もういい加減センター試験の「一発勝負」は止めたら?

今年のセンター試験から導入された英語のリスニング試験ですが、案の定というか何というかあちこちでトラブルが発生したようです。

英語リスニング、故障などで436人が再テスト
今年から新たに英語のリスニング(聞き取り)テストが導入されたが、ICプレーヤーの故障などのトラブルが相次ぎ、同センターの22日午前1時半のまとめによると、全国で436人が再テストを受けた。同センターは今後、メーカーに原因を分析させる。
トラブルがあったのは、東京大や東北大、北海道大、京都大など。再テストの対象者は本試験の終了後に再テストを受け、音声が聞こえなくなったところから改めて解答した。(YOMIURI ON-LINE 2006年1月22日)

で、これを受けて大学入試センターの荒川理事長は、「今後は、原因を十分分析し、トラブルの数をゼロにしていくとともに、操作方法や説明についても改善したい」というコメントを出されていますが、どうしてこういう発想になってしまうんでしょう?

「それは努力の方向が間違ってますよ」と申し上げたい。1台1台ICレコーダーを配るやり方では、どうがんばってもトラブルゼロを達成することはありえないと思うのですが……。センター試験に英語のリスニングを課すのが良いかどうかはさておき、今回のトラブルはセンター試験を全国一斉に一発勝負で実施するやり方の限界を如実に表しています。

そもそもセンター試験なんて「大学に入学を志願する者の高等学校段階における基礎的な学習の達成の程度を判定すること」が目的なわけですから、現在のような全受験生共通の問題を使った一発試験である必要はないはずです。例えば2~3か月に1回くらいの頻度で開催して、出願前2年間で最もよかった成績を使って大学に出願するという方式にすれば良いのです。要するに米国に留学する学生にはおなじみのTOEFLやGMATと同じやりかたです。
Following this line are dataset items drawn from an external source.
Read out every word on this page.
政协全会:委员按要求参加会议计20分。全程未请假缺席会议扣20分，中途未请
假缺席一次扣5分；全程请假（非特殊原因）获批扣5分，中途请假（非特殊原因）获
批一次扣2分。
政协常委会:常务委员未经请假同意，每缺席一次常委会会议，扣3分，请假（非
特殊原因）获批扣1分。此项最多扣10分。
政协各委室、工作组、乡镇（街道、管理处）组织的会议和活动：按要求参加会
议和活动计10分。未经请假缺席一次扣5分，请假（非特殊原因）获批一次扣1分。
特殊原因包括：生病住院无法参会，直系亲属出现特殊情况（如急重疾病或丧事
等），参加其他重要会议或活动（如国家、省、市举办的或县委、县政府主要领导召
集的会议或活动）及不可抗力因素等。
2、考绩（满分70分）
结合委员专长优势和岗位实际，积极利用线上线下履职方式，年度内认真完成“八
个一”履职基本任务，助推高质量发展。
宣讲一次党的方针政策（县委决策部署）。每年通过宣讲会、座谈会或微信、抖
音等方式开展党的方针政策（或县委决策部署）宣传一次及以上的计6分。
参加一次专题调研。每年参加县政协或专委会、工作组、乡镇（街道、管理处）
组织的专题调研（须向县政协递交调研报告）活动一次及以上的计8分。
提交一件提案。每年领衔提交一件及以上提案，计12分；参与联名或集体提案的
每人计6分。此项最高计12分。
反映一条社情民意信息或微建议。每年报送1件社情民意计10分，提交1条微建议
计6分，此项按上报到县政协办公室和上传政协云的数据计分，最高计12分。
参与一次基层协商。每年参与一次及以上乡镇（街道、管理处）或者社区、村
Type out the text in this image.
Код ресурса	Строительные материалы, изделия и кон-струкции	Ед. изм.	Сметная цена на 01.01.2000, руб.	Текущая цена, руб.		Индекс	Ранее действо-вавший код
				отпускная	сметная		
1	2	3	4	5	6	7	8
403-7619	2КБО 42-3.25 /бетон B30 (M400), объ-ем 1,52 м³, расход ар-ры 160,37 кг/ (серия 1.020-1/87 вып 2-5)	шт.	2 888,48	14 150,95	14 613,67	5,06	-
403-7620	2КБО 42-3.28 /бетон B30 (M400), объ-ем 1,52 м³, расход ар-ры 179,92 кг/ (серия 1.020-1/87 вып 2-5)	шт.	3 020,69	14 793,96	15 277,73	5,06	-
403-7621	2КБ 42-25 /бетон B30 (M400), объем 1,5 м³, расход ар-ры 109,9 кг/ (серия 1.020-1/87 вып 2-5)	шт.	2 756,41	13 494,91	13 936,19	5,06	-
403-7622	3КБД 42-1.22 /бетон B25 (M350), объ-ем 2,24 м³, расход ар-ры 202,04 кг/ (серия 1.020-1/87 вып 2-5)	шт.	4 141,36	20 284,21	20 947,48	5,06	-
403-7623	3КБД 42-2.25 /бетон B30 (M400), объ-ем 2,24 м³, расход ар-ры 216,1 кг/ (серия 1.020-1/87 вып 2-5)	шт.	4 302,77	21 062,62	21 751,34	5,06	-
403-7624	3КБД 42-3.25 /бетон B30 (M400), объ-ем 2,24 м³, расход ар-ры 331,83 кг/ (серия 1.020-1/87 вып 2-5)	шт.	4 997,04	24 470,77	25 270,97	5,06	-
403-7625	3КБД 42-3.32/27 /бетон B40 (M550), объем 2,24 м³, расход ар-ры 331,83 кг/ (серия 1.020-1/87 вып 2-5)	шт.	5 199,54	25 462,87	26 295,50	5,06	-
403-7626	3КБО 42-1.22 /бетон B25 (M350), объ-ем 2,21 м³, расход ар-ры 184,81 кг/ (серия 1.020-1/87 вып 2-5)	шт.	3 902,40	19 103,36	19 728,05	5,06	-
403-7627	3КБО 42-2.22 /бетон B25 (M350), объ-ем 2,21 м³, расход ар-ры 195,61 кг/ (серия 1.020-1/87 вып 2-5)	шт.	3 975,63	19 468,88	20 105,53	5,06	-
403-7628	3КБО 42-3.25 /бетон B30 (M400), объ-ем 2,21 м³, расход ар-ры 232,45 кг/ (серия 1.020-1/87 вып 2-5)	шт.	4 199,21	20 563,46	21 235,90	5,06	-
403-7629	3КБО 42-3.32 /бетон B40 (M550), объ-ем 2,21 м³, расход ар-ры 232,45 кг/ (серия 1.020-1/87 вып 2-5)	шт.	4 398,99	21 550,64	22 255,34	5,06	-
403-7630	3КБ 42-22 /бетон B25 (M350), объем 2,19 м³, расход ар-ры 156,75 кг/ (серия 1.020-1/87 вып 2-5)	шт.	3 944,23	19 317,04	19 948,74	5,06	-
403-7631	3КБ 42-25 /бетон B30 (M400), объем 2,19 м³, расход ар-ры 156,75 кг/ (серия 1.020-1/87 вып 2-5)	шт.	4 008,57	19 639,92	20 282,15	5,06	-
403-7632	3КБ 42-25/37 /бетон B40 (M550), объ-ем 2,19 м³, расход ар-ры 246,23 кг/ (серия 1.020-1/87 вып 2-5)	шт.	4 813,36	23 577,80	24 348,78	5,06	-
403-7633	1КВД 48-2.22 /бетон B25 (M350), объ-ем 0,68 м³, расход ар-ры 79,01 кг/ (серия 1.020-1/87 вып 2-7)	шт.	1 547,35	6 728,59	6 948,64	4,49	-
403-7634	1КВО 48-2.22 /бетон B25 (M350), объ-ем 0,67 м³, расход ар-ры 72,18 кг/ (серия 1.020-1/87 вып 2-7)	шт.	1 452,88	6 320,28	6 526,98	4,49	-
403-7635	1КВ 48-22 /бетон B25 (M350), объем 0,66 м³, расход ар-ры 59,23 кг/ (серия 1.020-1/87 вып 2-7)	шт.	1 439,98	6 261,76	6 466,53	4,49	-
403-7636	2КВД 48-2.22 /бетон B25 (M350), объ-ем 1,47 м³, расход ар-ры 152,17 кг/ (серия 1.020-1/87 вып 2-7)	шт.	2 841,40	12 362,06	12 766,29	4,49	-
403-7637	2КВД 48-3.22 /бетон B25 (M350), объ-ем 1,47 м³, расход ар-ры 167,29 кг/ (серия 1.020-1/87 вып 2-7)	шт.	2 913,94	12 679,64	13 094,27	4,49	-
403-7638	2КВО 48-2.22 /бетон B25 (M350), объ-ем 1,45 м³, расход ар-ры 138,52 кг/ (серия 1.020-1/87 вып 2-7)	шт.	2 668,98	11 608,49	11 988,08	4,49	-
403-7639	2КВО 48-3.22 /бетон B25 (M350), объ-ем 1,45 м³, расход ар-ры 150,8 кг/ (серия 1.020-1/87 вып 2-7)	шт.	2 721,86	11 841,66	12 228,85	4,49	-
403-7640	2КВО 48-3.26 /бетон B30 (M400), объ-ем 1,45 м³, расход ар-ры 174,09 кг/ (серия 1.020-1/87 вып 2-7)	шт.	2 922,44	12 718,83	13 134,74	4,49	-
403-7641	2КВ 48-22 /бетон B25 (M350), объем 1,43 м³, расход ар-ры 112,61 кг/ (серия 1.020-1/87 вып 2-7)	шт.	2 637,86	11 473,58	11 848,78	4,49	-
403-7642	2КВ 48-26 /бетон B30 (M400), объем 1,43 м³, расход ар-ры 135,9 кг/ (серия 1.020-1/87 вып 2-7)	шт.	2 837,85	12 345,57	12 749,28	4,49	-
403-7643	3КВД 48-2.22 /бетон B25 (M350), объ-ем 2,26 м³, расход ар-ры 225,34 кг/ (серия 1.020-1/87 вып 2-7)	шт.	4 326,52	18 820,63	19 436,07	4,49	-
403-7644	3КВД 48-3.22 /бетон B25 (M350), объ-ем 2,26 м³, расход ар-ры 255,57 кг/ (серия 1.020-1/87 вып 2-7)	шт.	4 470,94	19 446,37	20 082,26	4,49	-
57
大学入試センター側の運用の負担は高まりますが、開催ごとの問題の難易度の違いも(結果として)平準化されますし、何よりハズレのICレコーダー(笑)をつかまされても再チャレンジが可能です。受験生にしてみれば、ハズレのICレコーダーをつかまされるかも知れないというババ抜きのスリルと、挙句の果てに進路までねじ曲げられかねないという、学力を測りたいのか「運」を測りたいのかわからない今の試験方式よりは、よほど受け入れられやすいと思います。